Daily management tips

  • Medication adherence – set alarms or a pill‑box to complete the full antiviral course.
  • Eye hygiene – gently clean crusts with sterile saline; use clean cotton pads; discard after each use.
  • Protective eyewear – wear sunglasses to limit photophobia and protect the cornea from wind/dust.
  • Follow‑up schedule – see an ophthalmologist within 24–48 hours of diagnosis, then weekly until lesions resolve.
  • Monitor vision – keep a simple log of visual acuity (e.g., ability to read a newspaper) and report any sudden changes.
  • Vaccination reminders – after recovery, discuss the Shingrix vaccine (recommended ≄50 years) to prevent recurrence.

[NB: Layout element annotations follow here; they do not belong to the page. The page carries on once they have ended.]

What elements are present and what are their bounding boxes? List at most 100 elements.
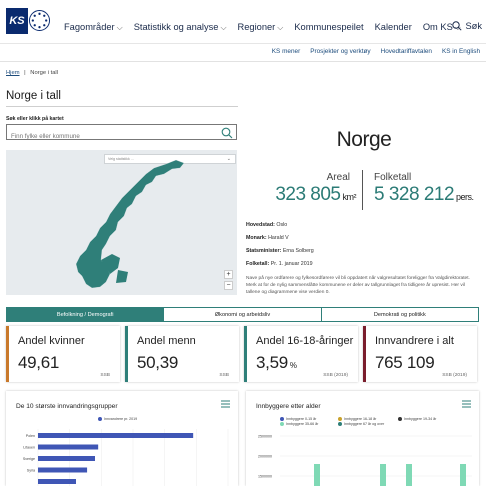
card-number: 49,61 bbox=[18, 353, 60, 372]
y-tick-label: 2500000 bbox=[258, 435, 272, 439]
nav-item-2[interactable]: Regioner ⌵ bbox=[238, 22, 284, 33]
secondary-link[interactable]: Hovedtariffavtalen bbox=[381, 48, 432, 55]
municipality-search bbox=[6, 124, 237, 144]
card-title: Andel menn bbox=[137, 335, 196, 347]
stat-card-women: Andel kvinner 49,61 SSB bbox=[6, 326, 120, 382]
search-icon[interactable] bbox=[221, 127, 233, 139]
card-source: SSB bbox=[219, 373, 229, 378]
card-number: 3,59 bbox=[256, 353, 288, 372]
page-title: Norge i tall bbox=[6, 90, 61, 102]
main-menu: Fagområder ⌵ Statistikk og analyse ⌵ Regione… bbox=[64, 22, 461, 33]
country-title: Norge bbox=[336, 128, 392, 151]
zoom-in-button[interactable]: + bbox=[224, 270, 233, 279]
secondary-link[interactable]: Prosjekter og verktøy bbox=[310, 48, 370, 55]
fact-value: Pr. 1. januar 2019 bbox=[270, 261, 313, 267]
search-label: Søk bbox=[465, 21, 482, 31]
secondary-links: KS mener Prosjekter og verktøy Hovedtariff… bbox=[272, 48, 480, 55]
card-accent bbox=[6, 326, 9, 382]
fact-value: Harald V bbox=[268, 235, 289, 241]
fact-label: Monark: bbox=[246, 235, 267, 241]
fact-value: Oslo bbox=[276, 222, 288, 228]
secondary-link[interactable]: KS in English bbox=[442, 48, 480, 55]
fact-value: Erna Solberg bbox=[282, 248, 314, 254]
chevron-down-icon: ⌵ bbox=[116, 23, 123, 32]
population-value: 5 328 212 pers. bbox=[374, 184, 474, 206]
top-navigation: KS Fagområder ⌵ Statistikk og analyse ⌵ Regi… bbox=[0, 0, 486, 44]
nav-item-4[interactable]: Kalender bbox=[375, 22, 412, 33]
breadcrumb: Hjem | Norge i tall bbox=[6, 70, 58, 76]
search-field-label: Søk eller klikk på kartet bbox=[6, 116, 64, 122]
nav-item-1[interactable]: Statistikk og analyse ⌵ bbox=[134, 22, 227, 33]
norway-map[interactable]: Velg statistikk ... ⌄ + − bbox=[6, 150, 237, 295]
card-title: Andel kvinner bbox=[18, 335, 85, 347]
ks-logo-mark: KS bbox=[6, 8, 28, 34]
population-label: Folketall bbox=[374, 172, 412, 183]
card-source: SSB bbox=[100, 373, 110, 378]
card-source: SSB (2019) bbox=[323, 373, 348, 378]
card-title: Andel 16-18-åringer bbox=[256, 335, 354, 347]
breadcrumb-home-link[interactable]: Hjem bbox=[6, 70, 20, 76]
bar-0 bbox=[314, 464, 320, 486]
area-label: Areal bbox=[326, 172, 350, 183]
card-value: 50,39 bbox=[137, 353, 178, 373]
bar-3 bbox=[38, 467, 88, 473]
card-unit: % bbox=[289, 361, 297, 370]
tab-demokrati[interactable]: Demokrati og politikk bbox=[321, 308, 478, 321]
nav-item-label: Kommunespeilet bbox=[294, 22, 364, 32]
tab-befolkning[interactable]: Befolkning / Demografi bbox=[7, 308, 165, 321]
y-tick-label: 1500000 bbox=[258, 475, 272, 479]
area-unit: km² bbox=[342, 192, 357, 202]
bar-0 bbox=[38, 433, 194, 438]
nav-item-label: Regioner bbox=[237, 22, 276, 32]
card-accent bbox=[363, 326, 366, 382]
nav-item-0[interactable]: Fagområder ⌵ bbox=[64, 22, 123, 33]
norway-map-shape[interactable] bbox=[6, 150, 237, 295]
card-accent bbox=[244, 326, 247, 382]
secondary-link[interactable]: KS mener bbox=[272, 48, 300, 55]
category-tabs: Befolkning / Demografi Økonomi og arbeid… bbox=[6, 307, 479, 322]
card-title: Innvandrere i alt bbox=[375, 335, 454, 347]
breadcrumb-current: Norge i tall bbox=[30, 70, 59, 76]
nav-item-3[interactable]: Kommunespeilet bbox=[294, 22, 363, 33]
breadcrumb-separator: | bbox=[24, 70, 26, 76]
fact-row: Folketall: Pr. 1. januar 2019 bbox=[246, 258, 314, 271]
bar-2 bbox=[38, 456, 95, 461]
nav-item-label: Kalender bbox=[374, 22, 412, 32]
category-label: Syria bbox=[27, 469, 35, 473]
bar-4 bbox=[38, 479, 76, 484]
search-icon bbox=[452, 21, 463, 31]
card-number: 765 109 bbox=[375, 353, 435, 372]
card-number: 50,39 bbox=[137, 353, 179, 372]
country-facts: Hovedstad: Oslo Monark: Harald V Statsmi… bbox=[246, 219, 314, 271]
zoom-out-button[interactable]: − bbox=[224, 281, 233, 290]
fact-label: Statsminister: bbox=[246, 248, 282, 254]
ks-logo[interactable]: KS bbox=[6, 8, 50, 34]
nav-item-label: Statistikk og analyse bbox=[133, 22, 219, 32]
area-value: 323 805 km² bbox=[246, 184, 356, 206]
immigrant-groups-chart: De 10 største innvandringsgrupper Innvan… bbox=[6, 391, 238, 486]
fact-row: Hovedstad: Oslo bbox=[246, 219, 314, 232]
search-input[interactable] bbox=[7, 129, 207, 144]
nav-item-label: Om KS bbox=[422, 22, 453, 32]
card-value: 765 109 bbox=[375, 353, 435, 373]
category-label: Polen bbox=[26, 434, 35, 438]
fact-row: Statsminister: Erna Solberg bbox=[246, 245, 314, 258]
stat-card-immigrants: Innvandrere i alt 765 109 SSB (2019) bbox=[363, 326, 477, 382]
tab-okonomi[interactable]: Økonomi og arbeidsliv bbox=[164, 308, 322, 321]
category-label: Litauen bbox=[23, 446, 35, 450]
card-value: 3,59% bbox=[256, 353, 297, 373]
bar-1 bbox=[38, 444, 99, 450]
card-accent bbox=[125, 326, 128, 382]
bar-chart: Polen Litauen Sverige Syria bbox=[23, 429, 229, 486]
stat-card-youth: Andel 16-18-åringer 3,59% SSB (2019) bbox=[244, 326, 358, 382]
bar-1 bbox=[380, 464, 386, 486]
stat-card-men: Andel menn 50,39 SSB bbox=[125, 326, 239, 382]
fact-row: Monark: Harald V bbox=[246, 232, 314, 245]
category-label: Sverige bbox=[23, 457, 35, 461]
area-number: 323 805 bbox=[275, 184, 341, 205]
fact-label: Folketall: bbox=[246, 261, 270, 267]
population-number: 5 328 212 bbox=[374, 184, 455, 205]
search-button[interactable]: Søk bbox=[452, 21, 482, 31]
data-note: Nave på nye ordførere og fylkesordførere… bbox=[246, 276, 470, 295]
bar-chart: 2500000 2000000 1500000 bbox=[258, 435, 472, 486]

Psychosocial considerations

Post‑herpetic neuralgia and facial scarring can affect self‑esteem. Consider counseling, support groups, or referral to a pain specialist if chronic facial pain persists beyond 3 months.

Prevention

  • Recombinant zoster vaccine (Shingrix) – two‑dose series, >90 % efficacy in adults ≄50 years; recommended for immunocompetent persons and, per CDC 2022 guidance, for select immunocompromised groups.
  • Varicella vaccination – for adults without prior chickenpox exposure; reduces primary VZV infection risk.
  • Immune health – control diabetes, maintain healthy weight, limit alcohol, avoid smoking.
  • Stress management – regular exercise, mindfulness, adequate sleep strengthen cellular immunity.
  • Prompt treatment of early shingles – if a non‑ocular shingles rash appears, initiate antivirals promptly to reduce V1 spread.

Complications

If left untreated or inadequately managed, ZO can lead to serious, sometimes irreversible, eye damage.

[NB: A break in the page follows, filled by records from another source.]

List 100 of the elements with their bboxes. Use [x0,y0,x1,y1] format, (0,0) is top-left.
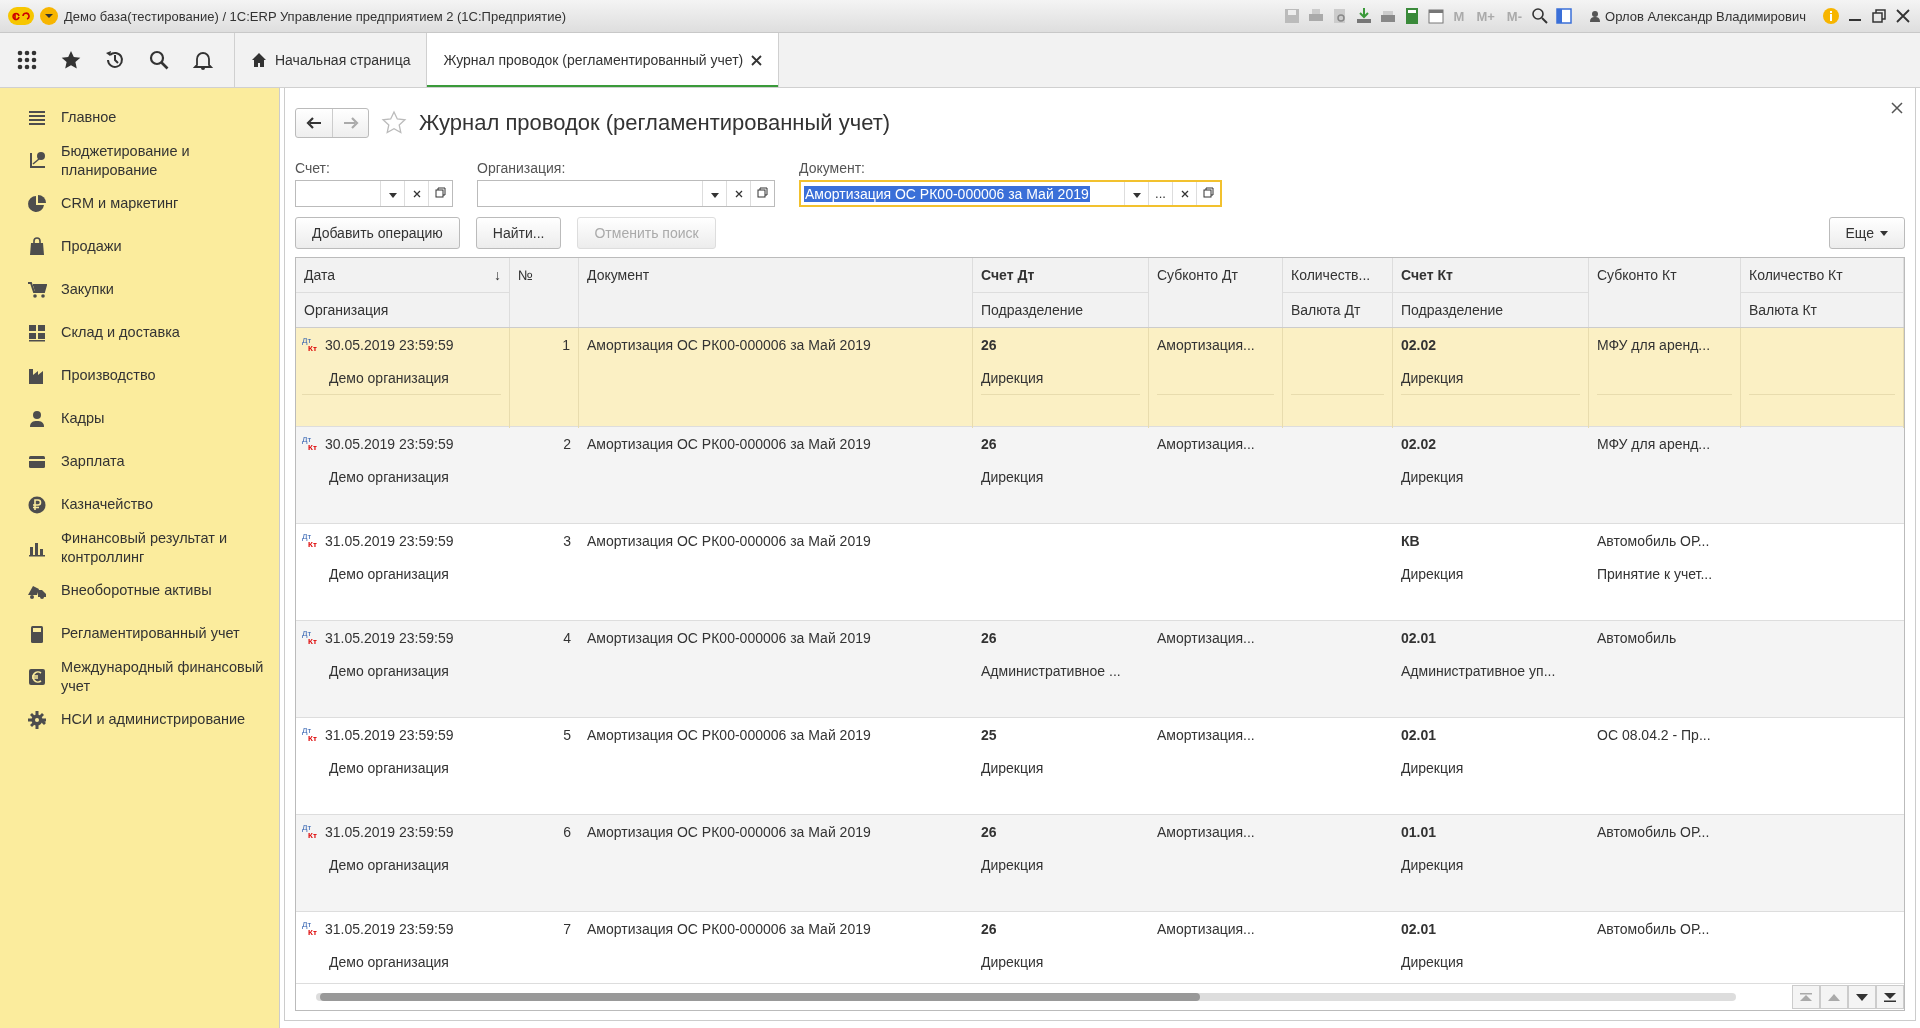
star-icon[interactable] [60,49,82,71]
table-cell: 31.05.2019 23:59:59 [325,920,454,937]
menu-dropdown-icon[interactable] [40,7,58,25]
pie-chart-icon [27,193,47,214]
apps-grid-icon[interactable] [16,49,38,71]
sidebar-item[interactable]: Бюджетирование и планирование [0,139,279,182]
action-button[interactable]: Добавить операцию [295,217,460,249]
table-cell-text: Амортизация ОС РК00-000006 за Май 2019 [587,434,872,454]
table-cell-text: Амортизация ОС РК00-000006 за Май 2019 [587,822,872,842]
caret-icon [1132,193,1141,198]
column-header[interactable]: Счет Кт [1393,258,1588,292]
column-header[interactable]: Количество Кт [1741,258,1903,292]
column-header[interactable]: Валюта Дт [1283,292,1392,327]
sidebar-item[interactable]: Регламентированный учет [0,612,279,655]
table-cell-text: 26 [981,335,998,355]
sidebar-item[interactable]: Производство [0,354,279,397]
table-cell-text: Амортизация... [1157,335,1256,355]
table-cell-text: 02.01 [1401,628,1438,648]
table-cell-text: 1 [562,335,570,355]
table-cell-text: 4 [563,628,571,648]
bell-icon[interactable] [192,49,214,71]
caret-icon [1880,230,1888,236]
column-header[interactable]: Организация [296,292,509,327]
gear-icon [27,709,47,730]
sidebar-item[interactable]: Международный финансовый учет [0,655,279,698]
arrow-left-icon [306,117,322,129]
history-icon[interactable] [104,49,126,71]
restore-icon[interactable] [1870,7,1888,25]
copy-icon [435,187,446,198]
table-cell: 30.05.2019 23:59:59 [325,435,454,452]
triangle-down-icon [1856,993,1868,1001]
sidebar-item[interactable]: CRM и маркетинг [0,182,279,225]
close-icon[interactable] [1894,7,1912,25]
table-cell-text: Дирекция [1401,758,1465,778]
sidebar-item[interactable]: Зарплата [0,440,279,483]
table-cell-text: 6 [563,822,571,842]
table-cell-text: Амортизация ОС РК00-000006 за Май 2019 [587,335,872,355]
field-label: Документ: [799,160,866,176]
table-cell-text: МФУ для аренд... [1597,434,1712,454]
table-cell-text: 3 [563,531,571,551]
horizontal-scrollbar[interactable] [316,993,1736,1001]
form-title: Журнал проводок (регламентированный учет) [419,110,891,136]
star-icon[interactable] [381,110,407,136]
table-row[interactable]: Дт Кт 30.05.2019 23:59:59 Демо организация 2 Амортизация ОС РК00-000006 за Май 2019 26 Дирекция Амортизация... 02.02 Дирекция МФУ для аренд... [296,427,1904,524]
column-header[interactable]: Подразделение [1393,292,1588,327]
table-cell-text: Демо организация [328,758,450,778]
table-cell-text: 02.01 [1401,725,1438,745]
user-name[interactable]: Орлов Александр Владимирович [1579,8,1816,24]
table-cell-text: 26 [981,434,998,454]
scroll-down-button[interactable] [1848,985,1876,1009]
table-row[interactable]: Дт Кт 30.05.2019 23:59:59 Демо организация 1 Амортизация ОС РК00-000006 за Май 2019 26 Дирекция Амортизация... 02.02 Дирекция МФУ для аренд... [296,328,1904,427]
column-header[interactable]: Счет Дт [973,258,1148,292]
table-cell-text: Автомобиль ОР... [1597,919,1711,939]
tab[interactable]: Журнал проводок (регламентированный учет) [427,33,780,87]
triangle-up-icon [1828,993,1840,1001]
input-field[interactable]: Амортизация ОС РК00-000006 за Май 2019 ... [799,180,1222,207]
panel-icon[interactable] [1555,7,1574,25]
sidebar-item[interactable]: Финансовый результат и контроллинг [0,526,279,569]
table-cell-text: 02.02 [1401,335,1438,355]
table-cell-text: Автомобиль ОР... [1597,531,1711,551]
sidebar-item[interactable]: Главное [0,96,279,139]
sidebar-item[interactable]: Кадры [0,397,279,440]
table-cell-text: 26 [981,919,998,939]
sidebar-item[interactable]: Внеоборотные активы [0,569,279,612]
action-button[interactable]: Найти... [475,217,562,249]
choose-button[interactable]: ... [1148,182,1172,205]
close-icon[interactable] [751,54,763,66]
column-header[interactable]: Субконто Дт [1149,258,1282,292]
entry-type-icon: Дт Кт [302,435,319,452]
column-header[interactable]: Подразделение [973,292,1148,327]
caret-icon [710,193,719,198]
close-icon[interactable] [1891,102,1903,114]
sidebar-item[interactable]: Закупки [0,268,279,311]
table-row[interactable]: Дт Кт 31.05.2019 23:59:59 Демо организация 4 Амортизация ОС РК00-000006 за Май 2019 26 Административное ... Амортизация... 02.01 Административное уп... Автомобиль [296,621,1904,718]
close-icon [412,190,421,198]
column-header[interactable]: Количеств... [1283,258,1392,292]
column-header[interactable]: Дата ↓ [296,258,509,292]
grid-icon [27,322,47,343]
calendar-icon[interactable] [1426,7,1445,25]
euro-icon [27,666,47,687]
column-header[interactable]: Документ [579,258,972,292]
column-header[interactable]: Субконто Кт [1589,258,1740,292]
more-button[interactable]: Еще [1828,217,1905,249]
table-cell-text: Принятие к учет... [1597,564,1714,584]
search-icon[interactable] [148,49,170,71]
entry-type-icon: Дт Кт [302,823,319,840]
zoom-icon[interactable] [1531,7,1550,25]
sidebar-item[interactable]: Продажи [0,225,279,268]
sidebar-item[interactable]: НСИ и администрирование [0,698,279,741]
table-cell-text: Демо организация [328,952,450,972]
input-field[interactable] [295,180,453,207]
column-header[interactable]: Валюта Кт [1741,292,1903,327]
scroll-bottom-button[interactable] [1876,985,1904,1009]
table-row[interactable]: Дт Кт 31.05.2019 23:59:59 Демо организация 6 Амортизация ОС РК00-000006 за Май 2019 26 Дирекция Амортизация... 01.01 Дирекция Автомобиль ОР... [296,815,1904,912]
input-field[interactable] [477,180,775,207]
sidebar-item[interactable]: Казначейство [0,483,279,526]
column-header[interactable]: № [510,258,578,292]
close-icon [1180,190,1189,198]
sidebar-item[interactable]: Склад и доставка [0,311,279,354]
download-icon[interactable] [1354,7,1373,25]
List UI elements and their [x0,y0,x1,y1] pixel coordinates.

  • Vision loss – from corneal scarring, stromal keratitis, or optic neuritis.
  • Glaucoma – secondary to chronic intra‑ocular pressure elevation from uveitis.
  • Post‑herpetic neuralgia – persistent facial pain lasting >3 months.
  • Secondary bacterial infection – ulcerated lesions can become infected, requiring antibiotics.
  • Retinal necrosis – rare but devastating, leading to permanent visual field defects.
  • Hutchinson’s sign–related complications – indicates higher likelihood of corneal involvement.

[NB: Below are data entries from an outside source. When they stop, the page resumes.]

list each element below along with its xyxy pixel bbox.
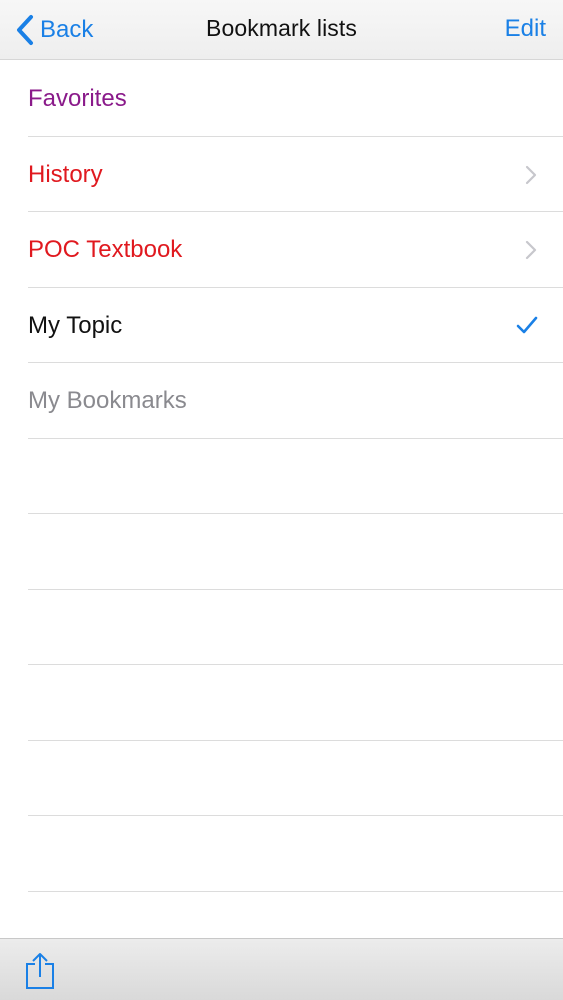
list-item-my-bookmarks[interactable]: My Bookmarks [0,363,563,439]
list-item-label: Favorites [28,85,127,112]
chevron-right-icon [525,165,537,184]
empty-row [0,590,563,666]
empty-row [0,816,563,892]
list-item-poc-textbook[interactable]: POC Textbook [0,212,563,288]
empty-row [0,665,563,741]
list-item-label: My Topic [28,311,123,339]
list-item-favorites[interactable]: Favorites [0,61,563,137]
edit-button[interactable]: Edit [505,15,546,43]
list-item-my-topic[interactable]: My Topic [0,288,563,364]
list-item-label: History [28,160,103,188]
bottom-toolbar [0,938,563,1000]
list-item-label: My Bookmarks [28,387,187,414]
list-item-label: POC Textbook [28,236,183,263]
checkmark-icon [516,316,538,333]
share-icon[interactable] [24,951,56,991]
empty-row [0,741,563,817]
page-title: Bookmark lists [206,15,357,41]
chevron-right-icon [525,240,537,260]
navigation-bar: Back Bookmark lists Edit [0,0,563,60]
bookmark-list: Favorites History POC Textbook My Topic … [0,61,563,892]
empty-row [0,514,563,590]
list-item-history[interactable]: History [0,137,563,213]
bookmark-lists-screen: Back Bookmark lists Edit Favorites Histo… [0,0,563,1000]
empty-row [0,439,563,515]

When to Seek Emergency Care

Get immediate medical attention if you notice any of the following:
  • Sudden loss of vision or a marked decrease in visual acuity.
  • Severe eye pain that does not improve with medication.
  • Rapidly spreading redness, swelling, or a “white” spot on the cornea.
  • Double vision (diplopia) or new onset of eye movement pain.
  • Fever > 38.5 °C (101.5 °F) combined with eye symptoms.
  • Signs of systemic infection (e.g., chills, rigors) in an immunocompromised person.

These signs can indicate complications such as acute retinal necrosis, keratitis progression, or orbital cellulitis, which require urgent ophthalmologic and possibly inpatient care.


References: CDC. Shingles (Herpes Zoster) – 2023; Mayo Clinic. Zoster Ophthalmicus; National Institute of Allergy and Infectious Diseases (NIH) – VZV latency review, 2022; WHO. Global burden of herpes zoster, 2021; Cleveland Clinic. Eye Emergencies; JAMA Ophthalmology. Antiviral treatment outcomes, 2022.